Inter region traffic always goes over the backbone (this includes EIP to EIP). This also includes going from EC2 to any service like S3 in another region.
Except China. China to rest of world is not via backbone.
I doubt unless you're using VPC peering, Transit Gateway, or Private Link that it would be the case that user-generated traffic between regions (for ex, between EC2 instances in Dublin and Sydney) is automatically routed through their backbone. Can you point to the re:Invent presentation? Genuinely curious.
Thanks.

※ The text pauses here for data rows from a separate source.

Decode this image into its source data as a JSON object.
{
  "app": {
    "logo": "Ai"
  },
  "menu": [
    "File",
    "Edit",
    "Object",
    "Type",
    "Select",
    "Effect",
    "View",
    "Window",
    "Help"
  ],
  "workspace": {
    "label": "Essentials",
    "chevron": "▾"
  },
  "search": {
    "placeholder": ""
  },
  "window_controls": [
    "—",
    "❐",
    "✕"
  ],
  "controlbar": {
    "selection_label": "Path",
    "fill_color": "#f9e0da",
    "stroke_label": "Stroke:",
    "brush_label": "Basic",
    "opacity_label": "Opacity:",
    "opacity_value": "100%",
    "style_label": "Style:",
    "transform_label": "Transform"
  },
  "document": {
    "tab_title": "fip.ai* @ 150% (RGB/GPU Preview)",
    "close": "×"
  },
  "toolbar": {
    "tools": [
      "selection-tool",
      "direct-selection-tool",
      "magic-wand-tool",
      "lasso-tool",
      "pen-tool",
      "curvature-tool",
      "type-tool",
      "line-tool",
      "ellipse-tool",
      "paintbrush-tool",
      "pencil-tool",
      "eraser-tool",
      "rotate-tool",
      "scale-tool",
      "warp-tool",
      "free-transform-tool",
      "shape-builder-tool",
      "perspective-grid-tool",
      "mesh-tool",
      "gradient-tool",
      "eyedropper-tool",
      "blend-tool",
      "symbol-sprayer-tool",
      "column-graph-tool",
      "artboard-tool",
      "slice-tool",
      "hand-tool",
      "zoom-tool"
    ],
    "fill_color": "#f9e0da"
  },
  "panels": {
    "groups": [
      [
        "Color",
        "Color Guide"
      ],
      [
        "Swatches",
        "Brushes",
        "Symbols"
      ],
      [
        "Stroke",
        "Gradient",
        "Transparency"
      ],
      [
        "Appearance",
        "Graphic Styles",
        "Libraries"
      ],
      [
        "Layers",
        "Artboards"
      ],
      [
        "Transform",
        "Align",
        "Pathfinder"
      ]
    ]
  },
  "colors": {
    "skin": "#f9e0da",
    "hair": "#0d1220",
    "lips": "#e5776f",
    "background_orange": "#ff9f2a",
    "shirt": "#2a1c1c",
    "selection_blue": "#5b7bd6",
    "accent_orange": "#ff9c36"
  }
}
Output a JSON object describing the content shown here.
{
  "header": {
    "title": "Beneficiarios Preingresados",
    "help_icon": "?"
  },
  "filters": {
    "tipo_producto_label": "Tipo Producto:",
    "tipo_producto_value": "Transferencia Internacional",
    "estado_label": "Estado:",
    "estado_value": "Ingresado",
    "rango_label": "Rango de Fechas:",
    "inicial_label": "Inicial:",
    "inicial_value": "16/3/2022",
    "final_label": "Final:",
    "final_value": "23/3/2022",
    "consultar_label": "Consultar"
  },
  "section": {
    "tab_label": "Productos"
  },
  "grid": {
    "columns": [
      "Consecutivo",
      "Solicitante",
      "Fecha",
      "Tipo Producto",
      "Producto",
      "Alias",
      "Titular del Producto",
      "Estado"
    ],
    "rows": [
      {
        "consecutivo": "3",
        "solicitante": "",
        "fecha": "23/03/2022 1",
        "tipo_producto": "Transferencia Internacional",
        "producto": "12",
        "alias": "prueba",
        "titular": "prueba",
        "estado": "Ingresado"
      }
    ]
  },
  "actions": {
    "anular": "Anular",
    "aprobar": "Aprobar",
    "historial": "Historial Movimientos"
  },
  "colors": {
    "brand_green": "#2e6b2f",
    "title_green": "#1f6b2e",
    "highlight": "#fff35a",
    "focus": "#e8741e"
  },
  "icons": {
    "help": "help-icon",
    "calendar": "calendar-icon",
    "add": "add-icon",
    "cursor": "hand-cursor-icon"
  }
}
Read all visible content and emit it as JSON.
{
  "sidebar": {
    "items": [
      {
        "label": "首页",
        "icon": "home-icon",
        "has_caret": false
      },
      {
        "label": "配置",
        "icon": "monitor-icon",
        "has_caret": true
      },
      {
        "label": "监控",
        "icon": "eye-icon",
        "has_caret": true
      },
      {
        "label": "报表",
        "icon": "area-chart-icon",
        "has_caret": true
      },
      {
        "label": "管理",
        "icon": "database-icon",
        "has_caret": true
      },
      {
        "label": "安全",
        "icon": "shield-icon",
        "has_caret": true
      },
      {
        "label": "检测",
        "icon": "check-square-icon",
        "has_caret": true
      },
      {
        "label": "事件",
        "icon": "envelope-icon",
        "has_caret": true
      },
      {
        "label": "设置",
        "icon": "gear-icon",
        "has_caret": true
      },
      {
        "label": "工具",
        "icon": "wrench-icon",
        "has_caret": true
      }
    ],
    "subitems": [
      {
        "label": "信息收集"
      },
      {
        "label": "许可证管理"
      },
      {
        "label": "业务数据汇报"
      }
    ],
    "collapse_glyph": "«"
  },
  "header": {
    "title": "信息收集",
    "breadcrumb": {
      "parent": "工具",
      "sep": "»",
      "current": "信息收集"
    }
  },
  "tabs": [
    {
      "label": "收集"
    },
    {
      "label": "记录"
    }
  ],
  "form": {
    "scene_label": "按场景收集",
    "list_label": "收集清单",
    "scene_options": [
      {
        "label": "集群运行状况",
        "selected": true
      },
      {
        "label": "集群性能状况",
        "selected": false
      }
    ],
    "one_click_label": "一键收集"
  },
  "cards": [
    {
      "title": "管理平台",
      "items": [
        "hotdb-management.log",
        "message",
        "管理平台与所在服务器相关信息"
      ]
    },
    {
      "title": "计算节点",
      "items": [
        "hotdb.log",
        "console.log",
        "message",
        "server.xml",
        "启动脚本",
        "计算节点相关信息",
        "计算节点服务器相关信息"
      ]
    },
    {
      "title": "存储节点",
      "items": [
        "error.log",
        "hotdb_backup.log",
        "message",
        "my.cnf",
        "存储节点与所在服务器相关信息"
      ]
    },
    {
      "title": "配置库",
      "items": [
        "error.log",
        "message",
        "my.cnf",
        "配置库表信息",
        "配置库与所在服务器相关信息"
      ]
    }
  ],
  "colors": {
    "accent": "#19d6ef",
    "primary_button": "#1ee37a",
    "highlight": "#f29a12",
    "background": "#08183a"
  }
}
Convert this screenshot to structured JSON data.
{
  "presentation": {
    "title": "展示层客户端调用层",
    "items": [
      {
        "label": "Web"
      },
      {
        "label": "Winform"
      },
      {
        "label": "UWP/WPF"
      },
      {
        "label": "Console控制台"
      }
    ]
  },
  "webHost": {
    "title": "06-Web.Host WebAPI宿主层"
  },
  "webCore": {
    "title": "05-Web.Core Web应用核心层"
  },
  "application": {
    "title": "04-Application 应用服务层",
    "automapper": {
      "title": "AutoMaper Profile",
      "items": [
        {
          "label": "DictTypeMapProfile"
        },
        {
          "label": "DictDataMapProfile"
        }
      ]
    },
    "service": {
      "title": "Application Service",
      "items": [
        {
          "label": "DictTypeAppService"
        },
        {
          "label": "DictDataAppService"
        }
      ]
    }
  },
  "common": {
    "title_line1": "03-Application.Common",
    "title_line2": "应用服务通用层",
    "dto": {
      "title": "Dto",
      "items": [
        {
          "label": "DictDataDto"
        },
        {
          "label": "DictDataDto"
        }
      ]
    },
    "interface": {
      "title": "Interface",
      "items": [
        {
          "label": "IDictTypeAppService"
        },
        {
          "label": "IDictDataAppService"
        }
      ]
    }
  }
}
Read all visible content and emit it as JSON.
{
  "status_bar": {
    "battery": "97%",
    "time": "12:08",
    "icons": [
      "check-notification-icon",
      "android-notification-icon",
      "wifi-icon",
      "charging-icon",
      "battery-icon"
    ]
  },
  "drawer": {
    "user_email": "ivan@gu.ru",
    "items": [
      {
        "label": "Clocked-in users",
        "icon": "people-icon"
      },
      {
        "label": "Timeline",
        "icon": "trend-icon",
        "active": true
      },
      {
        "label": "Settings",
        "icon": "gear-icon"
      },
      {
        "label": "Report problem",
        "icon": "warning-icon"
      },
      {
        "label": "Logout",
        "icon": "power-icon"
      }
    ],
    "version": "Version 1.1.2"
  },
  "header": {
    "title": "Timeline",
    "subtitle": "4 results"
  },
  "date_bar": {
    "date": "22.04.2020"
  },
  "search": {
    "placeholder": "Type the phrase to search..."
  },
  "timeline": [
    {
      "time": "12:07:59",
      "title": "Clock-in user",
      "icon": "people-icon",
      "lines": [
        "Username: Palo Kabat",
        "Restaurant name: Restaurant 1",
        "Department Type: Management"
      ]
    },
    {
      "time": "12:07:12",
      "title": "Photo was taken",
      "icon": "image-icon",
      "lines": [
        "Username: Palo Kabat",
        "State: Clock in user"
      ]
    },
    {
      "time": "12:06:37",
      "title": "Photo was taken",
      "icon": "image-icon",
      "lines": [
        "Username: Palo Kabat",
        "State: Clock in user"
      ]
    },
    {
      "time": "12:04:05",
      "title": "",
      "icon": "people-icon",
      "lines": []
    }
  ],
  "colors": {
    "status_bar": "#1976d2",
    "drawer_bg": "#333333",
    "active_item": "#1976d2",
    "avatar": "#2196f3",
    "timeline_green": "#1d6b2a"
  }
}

To confirm: You're pinging between the EC2s using their public DNS, right?
If AWS backbone is used automagically, I wonder why would anyone pay for Transit Gateways or VPC Peering rather than do mTLS between their cross-region instances or tunnel via Wireguard-esque transports like tailscale or defined.net, for example. Also, since when has this been the case, if you'd know?
I'm curious what the bandwidth charges are for EC2 to EC2 cross-region when using their public IPs / DNS? Same as VPC Peering?
VPC Peering bandwidth rates are $0.01 / GB. EC2 (public Internet?) bandwidth rates are $0.09 / GB. For xfers between EC2 to EC2 via AWS backbone, I assume I'd still be charged the public Internet bandwidth rates, right?
Except China. China to rest of world is not via backbone.